W porównaniu z rokiem ubiegłym duży postęp zrobiła drużyna UKS OPP Toruń, która właściwie wyrwała ekipie UKS MDK nr 1 Bydgoszcz (w zeszłym roku 12 medali) 4 medale, a pozostałe miejsca medalowe rozłożyły się podobnie, co może świadczyć tylko o tym, że głównymi ośrodkami szkolącymi młodzież są nadal Bydgoszcz, Toruń, Świecie, Grudziądz, Żnin. Na horyzoncie pokazał się nowy klub – UKS Fala Świekatowo, który już po miesięcznym „istnieniu” zdobył jeden medal wyszarpując go bardziej znanym klubom. To zasługa działającego od trochę ponad pół roku „K+” Karola Jaroch. W zawodach widać było kilku utalentowanych młodych zawodników, którzy potrzebują właściwego podejścia swoich trenerów/klubów/rodziców. Trzeba skupić się głównie na młodszych grupach, bo brak „inwestycji” w nasze małe umysły (szczególnie wśród dziewczynek) przyniesie nam mizerne efekty w starszych rocznikach jakościowo i ilościowo jak to jest obecnie. Gdzie te lata, kiedy jeszcze w „makroregionach” startowali zawodnicy po 2100, 2200…
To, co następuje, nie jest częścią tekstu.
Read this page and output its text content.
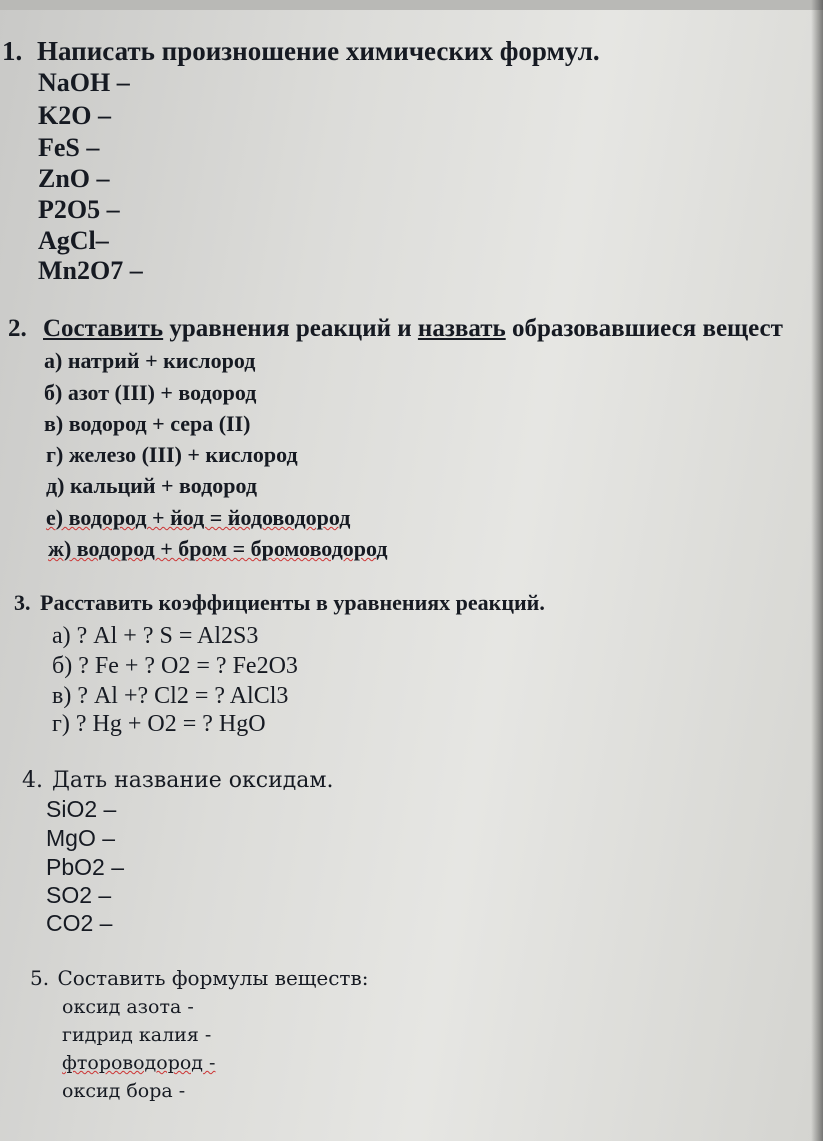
1. Написать произношение химических формул.
NaOH –
K2O –
FeS –
ZnO –
P2O5 –
AgCl–
Mn2O7 –
2. Составить уравнения реакций и назвать образовавшиеся вещест
а) натрий + кислород
б) азот (III) + водород
в) водород + сера (II)
г) железо (III) + кислород
д) кальций + водород
е) водород + йод = йодоводород
ж) водород + бром = бромоводород
3. Расставить коэффициенты в уравнениях реакций.
а) ? Al + ? S = Al2S3
б) ? Fe + ? O2 = ? Fe2O3
в) ? Al +? Cl2 = ? AlCl3
г) ? Hg + O2 = ? HgO
4. Дать название оксидам.
SiO2 –
MgO –
PbO2 –
SO2 –
CO2 –
5. Составить формулы веществ:
оксид азота -
гидрид калия -
фтороводород -
оксид бора -
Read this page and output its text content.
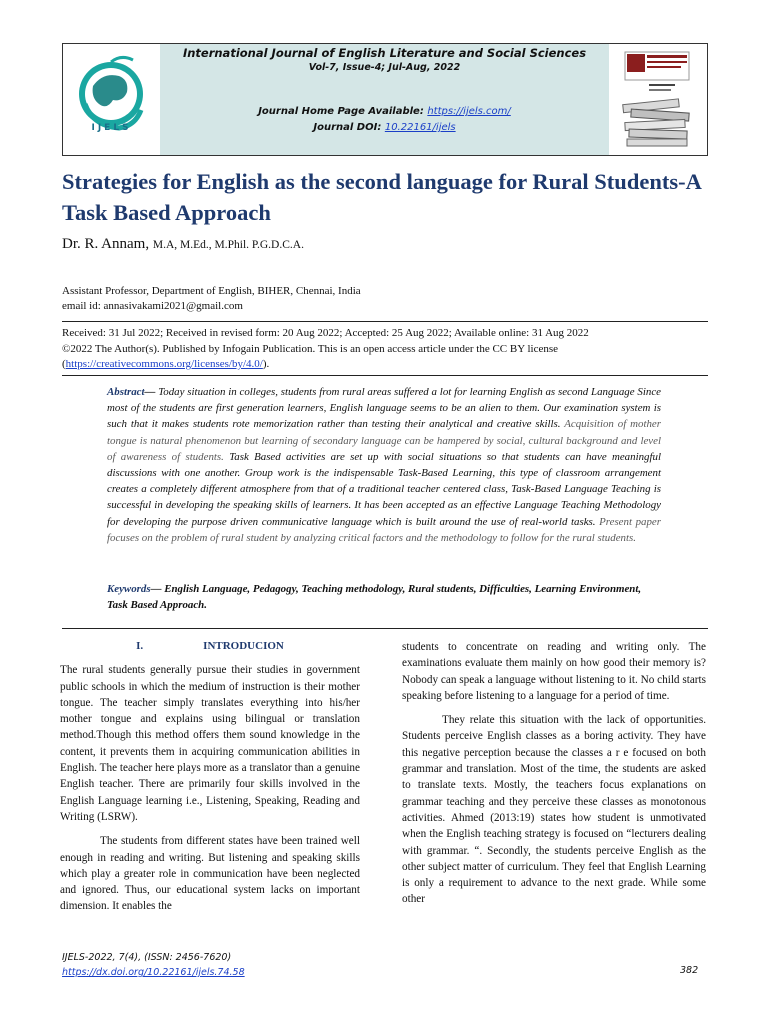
IJELS
International Journal of English Literature and Social Sciences
Vol-7, Issue-4; Jul-Aug, 2022
Journal Home Page Available: https://ijels.com/
Journal DOI: 10.22161/ijels
Strategies for English as the second language for Rural Students-A Task Based Approach
Dr. R. Annam, M.A, M.Ed., M.Phil. P.G.D.C.A.
Assistant Professor, Department of English, BIHER, Chennai, India
email id: annasivakami2021@gmail.com
Received: 31 Jul 2022; Received in revised form: 20 Aug 2022; Accepted: 25 Aug 2022; Available online: 31 Aug 2022
©2022 The Author(s). Published by Infogain Publication. This is an open access article under the CC BY license
(https://creativecommons.org/licenses/by/4.0/).
Abstract— Today situation in colleges, students from rural areas suffered a lot for learning English as second Language Since most of the students are first generation learners, English language seems to be an alien to them. Our examination system is such that it makes students rote memorization rather than testing their analytical and creative skills. Acquisition of mother tongue is natural phenomenon but learning of secondary language can be hampered by social, cultural background and level of awareness of students. Task Based activities are set up with social situations so that students can have meaningful discussions with one another. Group work is the indispensable Task-Based Learning, this type of classroom arrangement creates a completely different atmosphere from that of a traditional teacher centered class, Task-Based Language Teaching is successful in developing the speaking skills of learners. It has been accepted as an effective Language Teaching Methodology for developing the purpose driven communicative language which is built around the use of real-world tasks. Present paper focuses on the problem of rural student by analyzing critical factors and the methodology to follow for the rural students.
Keywords— English Language, Pedagogy, Teaching methodology, Rural students, Difficulties, Learning Environment, Task Based Approach.
I.	INTRODUCION

The rural students generally pursue their studies in government public schools in which the medium of instruction is their mother tongue. The teacher simply translates everything into his/her mother tongue and explains using bilingual or translation method.Though this method offers them sound knowledge in the content, it prevents them in acquiring communication abilities in English. The teacher here plays more as a translator than a genuine English teacher. There are primarily four skills involved in the English Language learning i.e., Listening, Speaking, Reading and Writing (LSRW).

The students from different states have been trained well enough in reading and writing. But listening and speaking skills which play a greater role in communication have been neglected and ignored. Thus, our educational system lacks on important dimension. It enables the

students to concentrate on reading and writing only. The examinations evaluate them mainly on how good their memory is? Nobody can speak a language without listening to it. No child starts speaking before listening to a language for a period of time.

They relate this situation with the lack of opportunities. Students perceive English classes as a boring activity. They have this negative perception because the classes a r e focused on both grammar and translation. Most of the time, the students are asked to translate texts. Mostly, the teachers focus explanations on grammar teaching and they perceive these classes as monotonous activities. Ahmed (2013:19) states how student is unmotivated when the English teaching strategy is focused on “lecturers dealing with grammar. “. Secondly, the students perceive English as the other subject matter of curriculum. They feel that English Learning is only a requirement to advance to the next grade. While some other

IJELS-2022, 7(4), (ISSN: 2456-7620)
https://dx.doi.org/10.22161/ijels.74.58	382
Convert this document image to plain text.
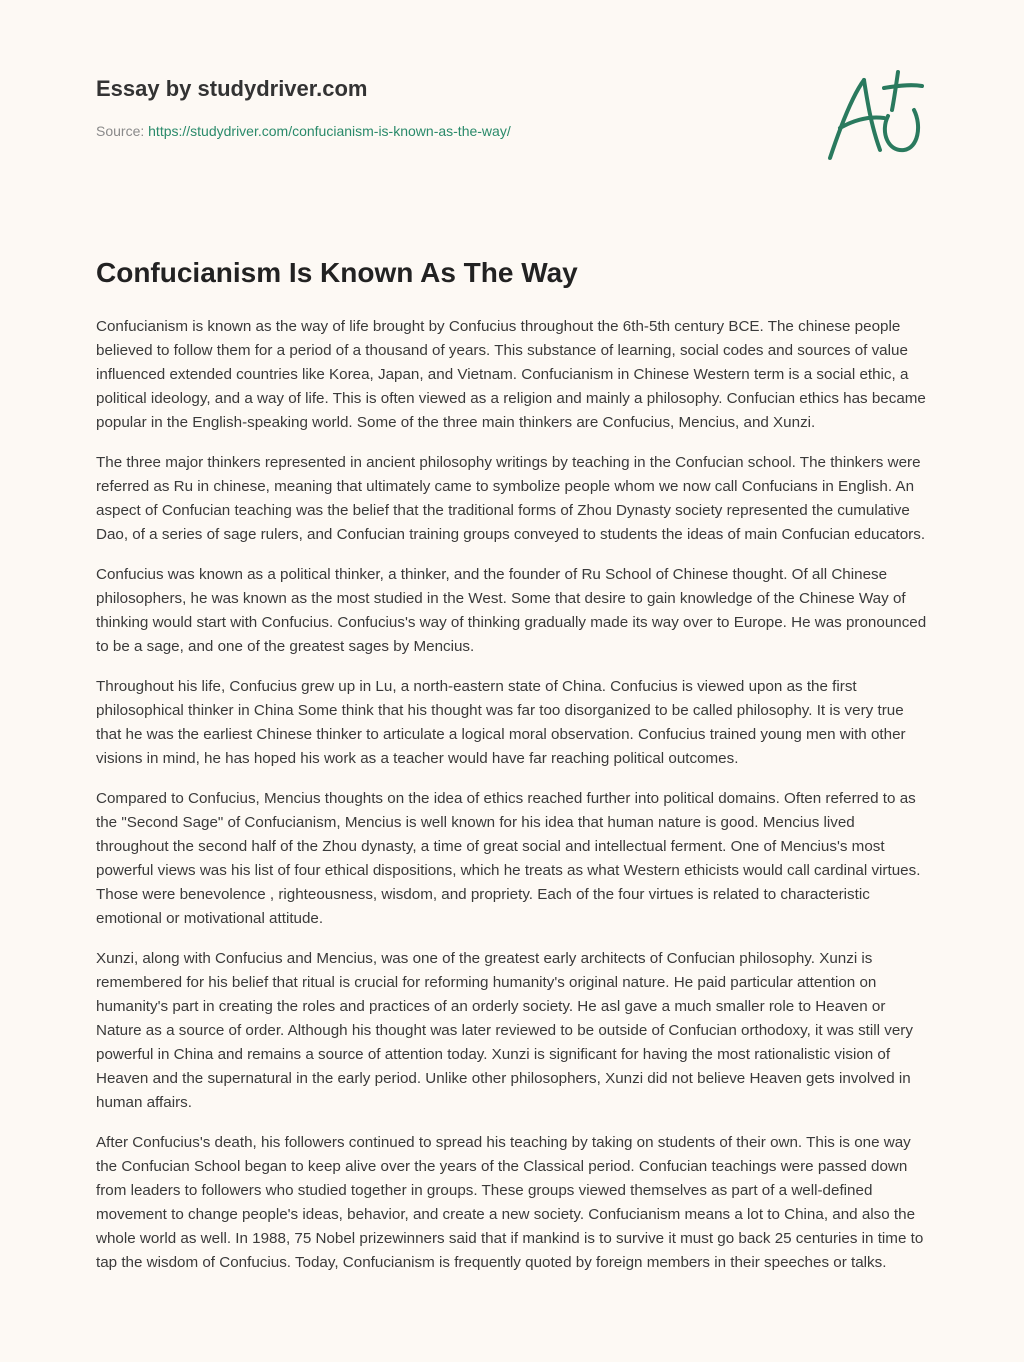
Essay by studydriver.com
Source: https://studydriver.com/confucianism-is-known-as-the-way/
Confucianism Is Known As The Way

Confucianism is known as the way of life brought by Confucius throughout the 6th-5th century BCE. The chinese people believed to follow them for a period of a thousand of years. This substance of learning, social codes and sources of value influenced extended countries like Korea, Japan, and Vietnam. Confucianism in Chinese Western term is a social ethic, a political ideology, and a way of life. This is often viewed as a religion and mainly a philosophy. Confucian ethics has became popular in the English-speaking world. Some of the three main thinkers are Confucius, Mencius, and Xunzi.

The three major thinkers represented in ancient philosophy writings by teaching in the Confucian school. The thinkers were referred as Ru in chinese, meaning that ultimately came to symbolize people whom we now call Confucians in English. An aspect of Confucian teaching was the belief that the traditional forms of Zhou Dynasty society represented the cumulative Dao, of a series of sage rulers, and Confucian training groups conveyed to students the ideas of main Confucian educators.

Confucius was known as a political thinker, a thinker, and the founder of Ru School of Chinese thought. Of all Chinese philosophers, he was known as the most studied in the West. Some that desire to gain knowledge of the Chinese Way of thinking would start with Confucius. Confucius's way of thinking gradually made its way over to Europe. He was pronounced to be a sage, and one of the greatest sages by Mencius.

Throughout his life, Confucius grew up in Lu, a north-eastern state of China. Confucius is viewed upon as the first philosophical thinker in China Some think that his thought was far too disorganized to be called philosophy. It is very true that he was the earliest Chinese thinker to articulate a logical moral observation. Confucius trained young men with other visions in mind, he has hoped his work as a teacher would have far reaching political outcomes.

Compared to Confucius, Mencius thoughts on the idea of ethics reached further into political domains. Often referred to as the "Second Sage" of Confucianism, Mencius is well known for his idea that human nature is good. Mencius lived throughout the second half of the Zhou dynasty, a time of great social and intellectual ferment. One of Mencius's most powerful views was his list of four ethical dispositions, which he treats as what Western ethicists would call cardinal virtues. Those were benevolence , righteousness, wisdom, and propriety. Each of the four virtues is related to characteristic emotional or motivational attitude.

Xunzi, along with Confucius and Mencius, was one of the greatest early architects of Confucian philosophy. Xunzi is remembered for his belief that ritual is crucial for reforming humanity's original nature. He paid particular attention on humanity's part in creating the roles and practices of an orderly society. He asl gave a much smaller role to Heaven or Nature as a source of order. Although his thought was later reviewed to be outside of Confucian orthodoxy, it was still very powerful in China and remains a source of attention today. Xunzi is significant for having the most rationalistic vision of Heaven and the supernatural in the early period. Unlike other philosophers, Xunzi did not believe Heaven gets involved in human affairs.

After Confucius's death, his followers continued to spread his teaching by taking on students of their own. This is one way the Confucian School began to keep alive over the years of the Classical period. Confucian teachings were passed down from leaders to followers who studied together in groups. These groups viewed themselves as part of a well-defined movement to change people's ideas, behavior, and create a new society. Confucianism means a lot to China, and also the whole world as well. In 1988, 75 Nobel prizewinners said that if mankind is to survive it must go back 25 centuries in time to tap the wisdom of Confucius. Today, Confucianism is frequently quoted by foreign members in their speeches or talks.
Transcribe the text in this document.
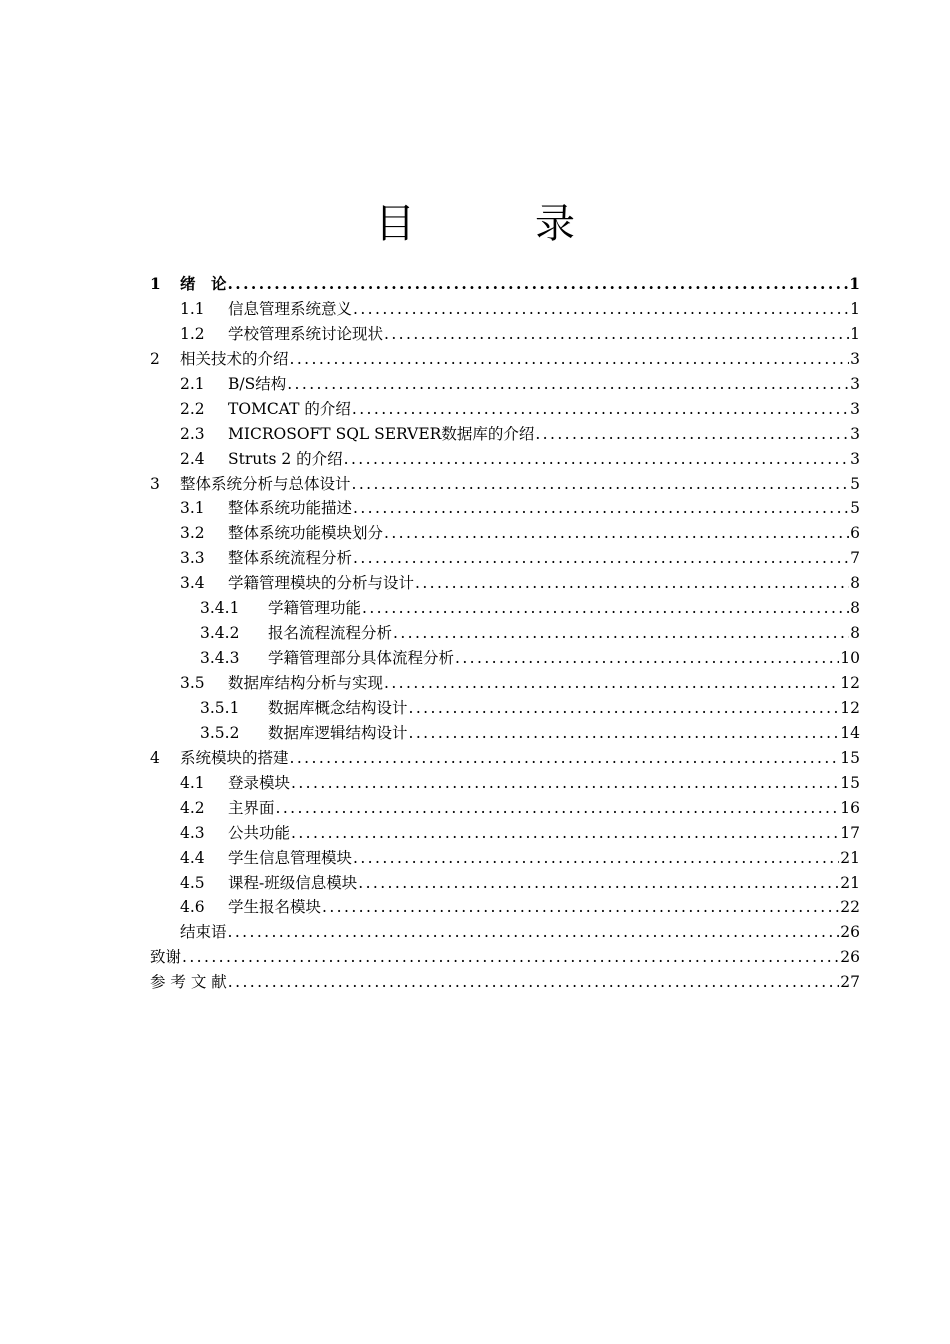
目　录
1	绪　论 .....	1
1.1	信息管理系统意义 .....	1
1.2	学校管理系统讨论现状 .....	1
2	相关技术的介绍 .....	3
2.1	B/S结构 .....	3
2.2	TOMCAT 的介绍 .....	3
2.3	MICROSOFT SQL SERVER数据库的介绍 .....	3
2.4	Struts 2 的介绍 .....	3
3	整体系统分析与总体设计 .....	5
3.1	整体系统功能描述 .....	5
3.2	整体系统功能模块划分 .....	6
3.3	整体系统流程分析 .....	7
3.4	学籍管理模块的分析与设计 .....	8
3.4.1	学籍管理功能 .....	8
3.4.2	报名流程流程分析 .....	8
3.4.3	学籍管理部分具体流程分析 .....	10
3.5	数据库结构分析与实现 .....	12
3.5.1	数据库概念结构设计 .....	12
3.5.2	数据库逻辑结构设计 .....	14
4	系统模块的搭建 .....	15
4.1	登录模块 .....	15
4.2	主界面 .....	16
4.3	公共功能 .....	17
4.4	学生信息管理模块 .....	21
4.5	课程-班级信息模块 .....	21
4.6	学生报名模块 .....	22
结束语 .....	26
致谢 .....	26
参 考 文 献 .....	27
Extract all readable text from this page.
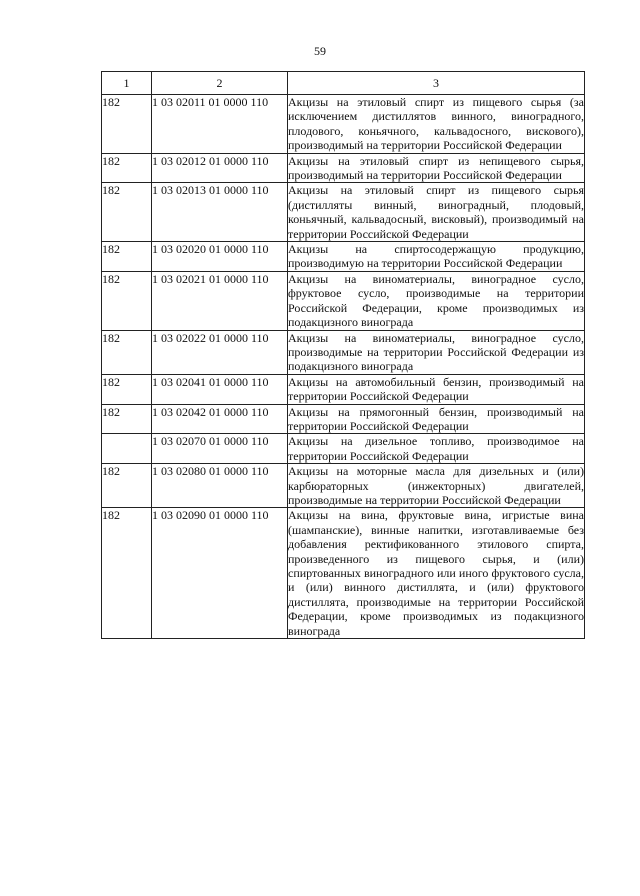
59
1	2	3
182	1 03 02011 01 0000 110	Акцизы на этиловый спирт из пищевого сырья (за исключением дистиллятов винного, виноградного, плодового, коньячного, кальвадосного, вискового), производимый на территории Российской Федерации
182	1 03 02012 01 0000 110	Акцизы на этиловый спирт из непищевого сырья, производимый на территории Российской Федерации
182	1 03 02013 01 0000 110	Акцизы на этиловый спирт из пищевого сырья (дистилляты винный, виноградный, плодовый, коньячный, кальвадосный, висковый), производимый на территории Российской Федерации
182	1 03 02020 01 0000 110	Акцизы на спиртосодержащую продукцию, производимую на территории Российской Федерации
182	1 03 02021 01 0000 110	Акцизы на виноматериалы, виноградное сусло, фруктовое сусло, производимые на территории Российской Федерации, кроме производимых из подакцизного винограда
182	1 03 02022 01 0000 110	Акцизы на виноматериалы, виноградное сусло, производимые на территории Российской Федерации из подакцизного винограда
182	1 03 02041 01 0000 110	Акцизы на автомобильный бензин, производимый на территории Российской Федерации
182	1 03 02042 01 0000 110	Акцизы на прямогонный бензин, производимый на территории Российской Федерации
	1 03 02070 01 0000 110	Акцизы на дизельное топливо, производимое на территории Российской Федерации
182	1 03 02080 01 0000 110	Акцизы на моторные масла для дизельных и (или) карбюраторных (инжекторных) двигателей, производимые на территории Российской Федерации
182	1 03 02090 01 0000 110	Акцизы на вина, фруктовые вина, игристые вина (шампанские), винные напитки, изготавливаемые без добавления ректификованного этилового спирта, произведенного из пищевого сырья, и (или) спиртованных виноградного или иного фруктового сусла, и (или) винного дистиллята, и (или) фруктового дистиллята, производимые на территории Российской Федерации, кроме производимых из подакцизного винограда
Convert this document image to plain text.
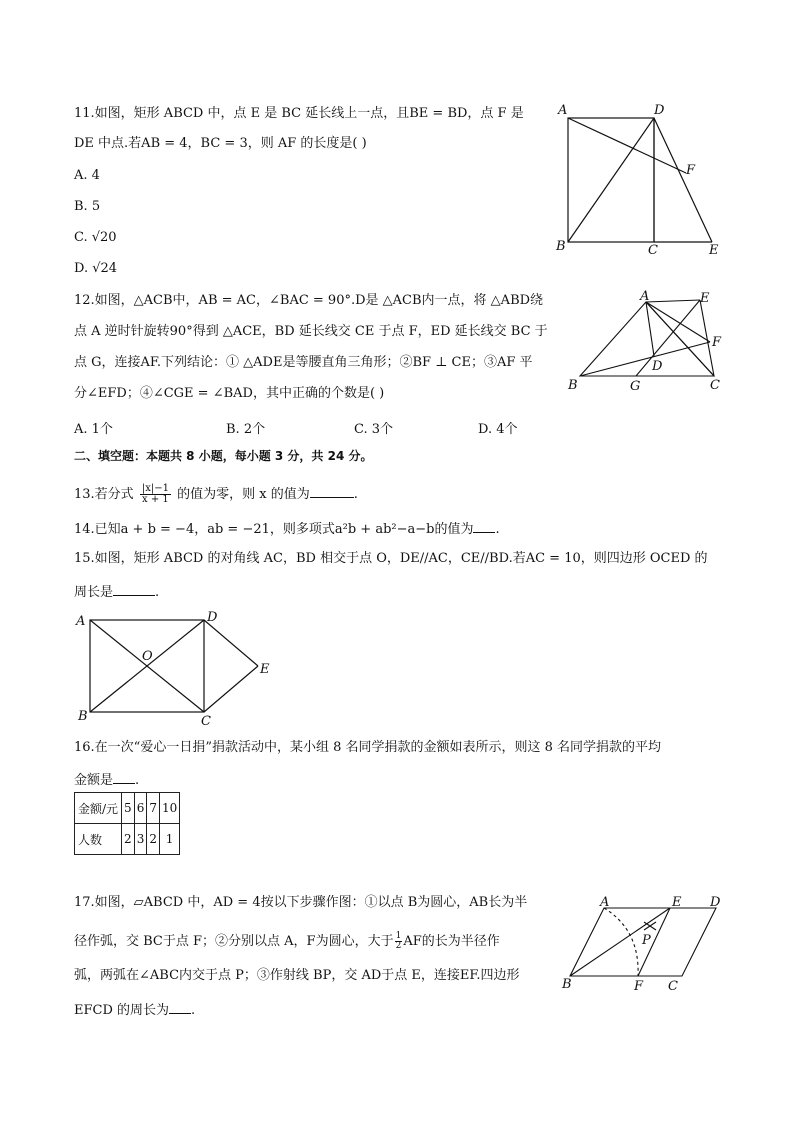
11.如图，矩形 ABCD 中，点 E 是 BC 延长线上一点，且BE = BD，点 F 是
DE 中点.若AB = 4，BC = 3，则 AF 的长度是( )
A. 4
B. 5
C. √20
D. √24
A	D
F
B	C	E
12.如图，△ACB中，AB = AC，∠BAC = 90°.D是 △ACB内一点，将 △ABD绕
点 A 逆时针旋转90°得到 △ACE，BD 延长线交 CE 于点 F，ED 延长线交 BC 于
点 G，连接AF.下列结论：① △ADE是等腰直角三角形；②BF ⊥ CE；③AF 平
分∠EFD；④∠CGE = ∠BAD，其中正确的个数是( )
A. 1个	B. 2个	C. 3个	D. 4个
A	E
F
D
B	G	C
二、填空题：本题共 8 小题，每小题 3 分，共 24 分。
13.若分式 $\frac{|x|-1}{x + 1}$ 的值为零，则 x 的值为	.
14.已知a + b = −4，ab = −21，则多项式a²b + ab²−a−b的值为 .
15.如图，矩形 ABCD 的对角线 AC，BD 相交于点 O，DE//AC，CE//BD.若AC = 10，则四边形 OCED 的
周长是	.
A	D
O
E
B	C
16.在一次“爱心一日捐”捐款活动中，某小组 8 名同学捐款的金额如表所示，则这 8 名同学捐款的平均
金额是 .
金额/元	5	6	7	10
人数	2	3	2	1
17.如图，▱ABCD 中，AD = 4按以下步骤作图：①以点 B为圆心，AB长为半
径作弧，交 BC于点 F；②分别以点 A，F为圆心，大于 $\frac{1}{2}$ AF的长为半径作
弧，两弧在∠ABC内交于点 P；③作射线 BP，交 AD于点 E，连接EF.四边形
EFCD 的周长为 .
A	E D
P
B	F C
Na koniec pragnę gorąco podziękować wszystkim tym, którzy w jakikolwiek sposób wsparli Mistrzostwa Województwa Juniorów, w tym m.in.: - Dyrekcji JURAPARK w Solcu Kujawskim,- Kujawsko-Pomorskiemu Urzędowi Marszałkowskiemu w Toruniu, w tym panu Arkadiuszowi Gołębiewskiemu,- Burmistrz Miasta i Gminy Solec Kujawski pani Teresie Substyk, - kierownikowi Restauracji „JASKINIOWA” w Solcu Kujawskim - Krystianowi Szotowi,- Galerii Handlowej FOCUS MALL Bydgoszcz,- Hurtowni PAAK w Bydgoszczy,- Magazynowi SZACHISTA (bezpłatne czasopisma)- Skarbnik KPZSzach Wiolecie Pacuszce,- Żonie Emilii Wiśniewskiej (za prowadzenie biura mistrzostw)- Sędziom zawodów Pawłowi Jarochowi (jednocześnie współtwórcy zawodów w Solcu Kujawskim) oraz Markowi Kubickiemu,
- Piotrowi Szybowiczowi oraz Robertowi Młotkowskiemu za obsługę fotograficzną mistrzostw (bogate galerię zdjęć),- zawodnikom, rodzicom i opiekunom za udział i wsparcie mentalne mistrzostw, ich bezproblemowy przebieg oraz stworzenie miłej, przyjacielskiej, a czasem i rodzinnej atmosfery,- wszystkim tym, którzy chociaż cegiełkę przyłożyli do organizacji tych zawodów, a których z ułomności ludzkiej nie wymieniłem.
Zapraszam na kolejne mistrzostwa, które w dniach 08-14 sierpnia 2013 roku odbędą się w Nakle nad Notecią. Oj, będzie się działo!!!